The sharpest known high probability generalization bounds for uniformly stable algorithms (Feldman, Vondrak, NeurIPS 2018, COLT, 2019), (Bousquet, Klochkov, Zhivotovskiy, COLT, 2020) contain a generally inevitable sampling error term of order $\Theta(1/\sqrt{n})$. When applied to excess risk bounds, this leads to suboptimal results in several standard stochastic convex optimization problems. We show that if the so-called Bernstein condition is satisfied, the term $\Theta(1/\sqrt{n})$ can be avoided, and high probability excess risk bounds of order up to $O(1/n)$ are possible via uniform stability. Using this result, we show a high probability excess risk bound with the rate $O(\log n/n)$ for strongly convex and Lipschitz losses valid for \emph{any} empirical risk minimization method. This resolves a question of Shalev-Shwartz, Shamir, Srebro, and Sridharan (COLT, 2009). We discuss how $O(\log n/n)$ high probability excess risk bounds are possible for projected gradient descent in the case of strongly convex and Lipschitz losses without the usual smoothness assumption.
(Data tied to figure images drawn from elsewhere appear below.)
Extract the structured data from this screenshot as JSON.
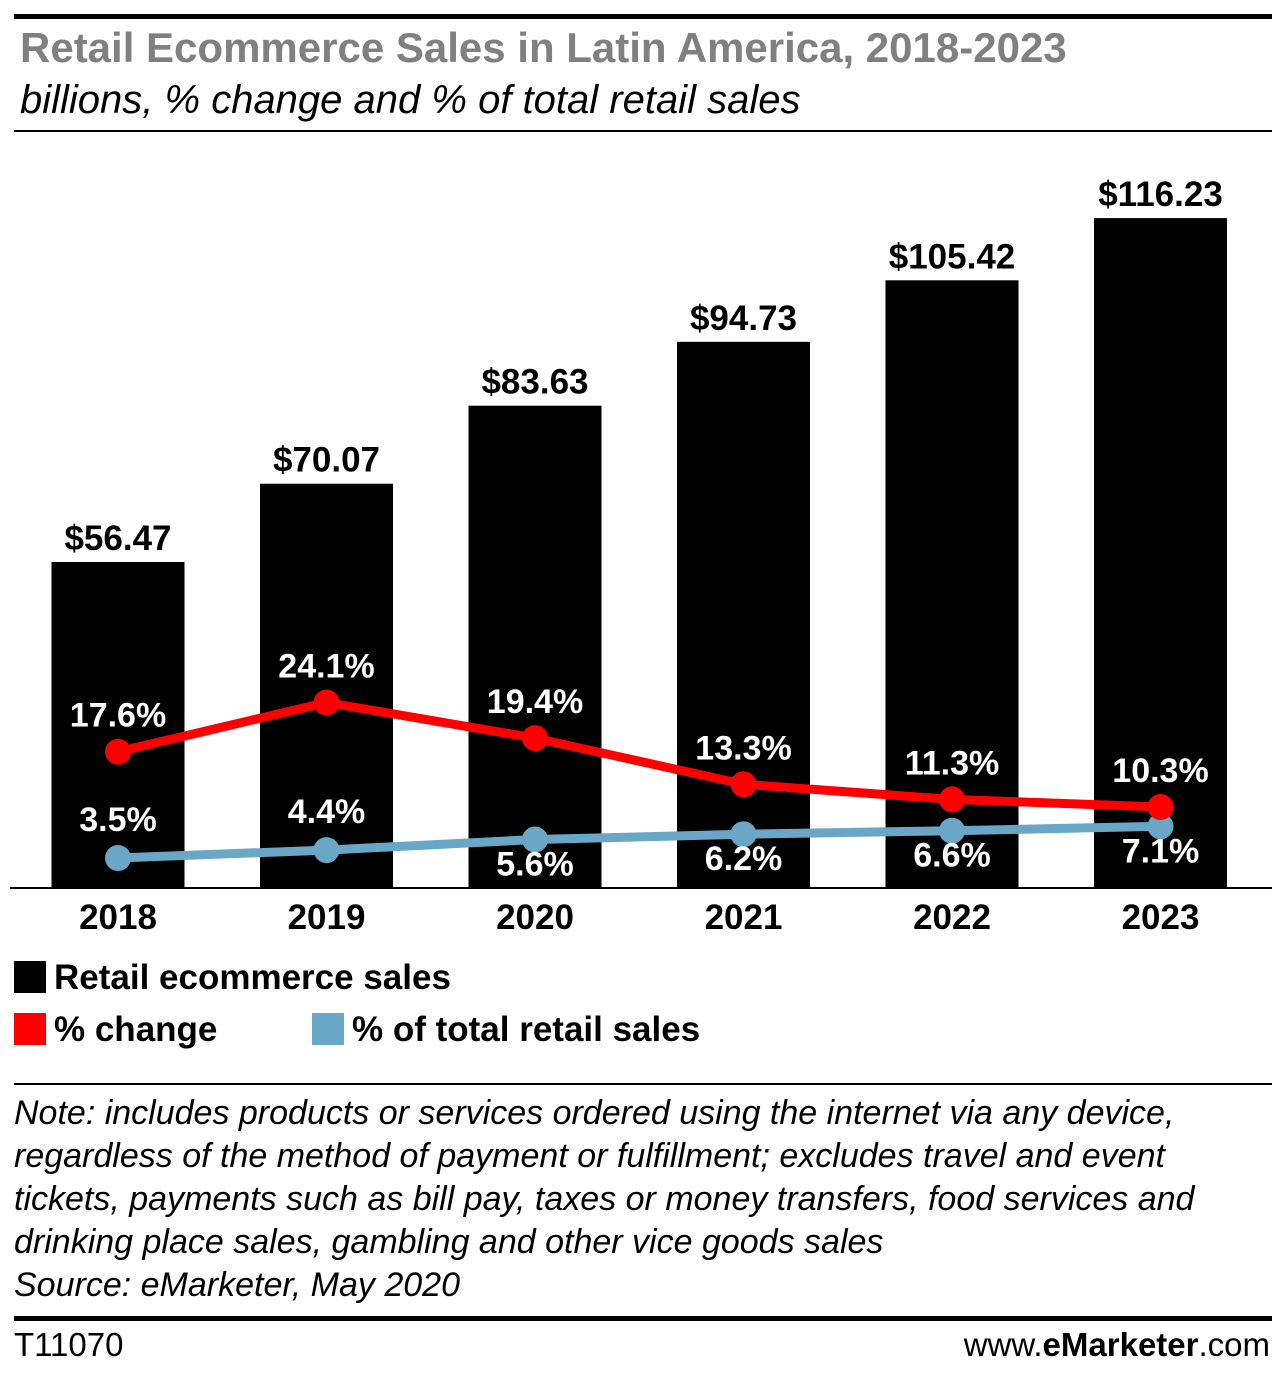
{
  "title": "Retail Ecommerce Sales in Latin America, 2018-2023",
  "subtitle": "billions, % change and % of total retail sales",
  "chart_data": {
    "type": "bar",
    "categories": [
      "2018",
      "2019",
      "2020",
      "2021",
      "2022",
      "2023"
    ],
    "series": [
      {
        "name": "Retail ecommerce sales",
        "type": "bar",
        "color": "#000000",
        "values": [
          56.47,
          70.07,
          83.63,
          94.73,
          105.42,
          116.23
        ],
        "labels": [
          "$56.47",
          "$70.07",
          "$83.63",
          "$94.73",
          "$105.42",
          "$116.23"
        ]
      },
      {
        "name": "% change",
        "type": "line",
        "color": "#ff0000",
        "values": [
          17.6,
          24.1,
          19.4,
          13.3,
          11.3,
          10.3
        ],
        "labels": [
          "17.6%",
          "24.1%",
          "19.4%",
          "13.3%",
          "11.3%",
          "10.3%"
        ]
      },
      {
        "name": "% of total retail sales",
        "type": "line",
        "color": "#6aa6c6",
        "values": [
          3.5,
          4.4,
          5.6,
          6.2,
          6.6,
          7.1
        ],
        "labels": [
          "3.5%",
          "4.4%",
          "5.6%",
          "6.2%",
          "6.6%",
          "7.1%"
        ]
      }
    ],
    "grid": false,
    "legend_position": "bottom"
  },
  "legend": {
    "items": [
      {
        "label": "Retail ecommerce sales",
        "color": "#000000"
      },
      {
        "label": "% change",
        "color": "#ff0000"
      },
      {
        "label": "% of total retail sales",
        "color": "#6aa6c6"
      }
    ]
  },
  "footer": {
    "note": "Note: includes products or services ordered using the internet via any device, regardless of the method of payment or fulfillment; excludes travel and event tickets, payments such as bill pay, taxes or money transfers, food services and drinking place sales, gambling and other vice goods sales",
    "source": "Source: eMarketer, May 2020",
    "chart_id": "T11070",
    "brand_prefix": "www.",
    "brand_name": "eMarketer",
    "brand_suffix": ".com"
  }
}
**The Complexity of Bayesian Network Learning: Revisiting the Superstructure**

Robert Ganian · Viktoriia Korchemna

We investigate the parameterized complexity of Bayesian Network Structure Learning (BNSL), a classical problem that has received significant attention in empirical but also purely theoretical studies. We follow up on previous works that have analyzed the complexity of BNSL w.r.t. the so-called superstructure of the input. While known results imply that BNSL is unlikely to be fixed-parameter tractable even when parameterized by the size of a vertex cover in the superstructure, here we show that a different kind of parameterization - notably by the size of a feedback edge set - yields fixed-parameter tractability. We proceed by showing that this result can be strengthened to a localized version of the feedback edge set, and provide corresponding lower bounds that complement previous results to provide a complexity classification of BNSL w.r.t. virtually all well-studied graph parameters.We then analyze how the complexity of BNSL depends on the representation of the input. In particular, while the bulk of past theoretical work on the topic assumed the use of the so-called non-zero representation, here we prove that if an additive representation can be used instead then BNSL becomes fixed-parameter tractable even under significantly milder restrictions to the superstructure, notably when parameterized by the treewidth alone. Last but not least, we show how our results can be extended to the closely related problem of Polytree Learning.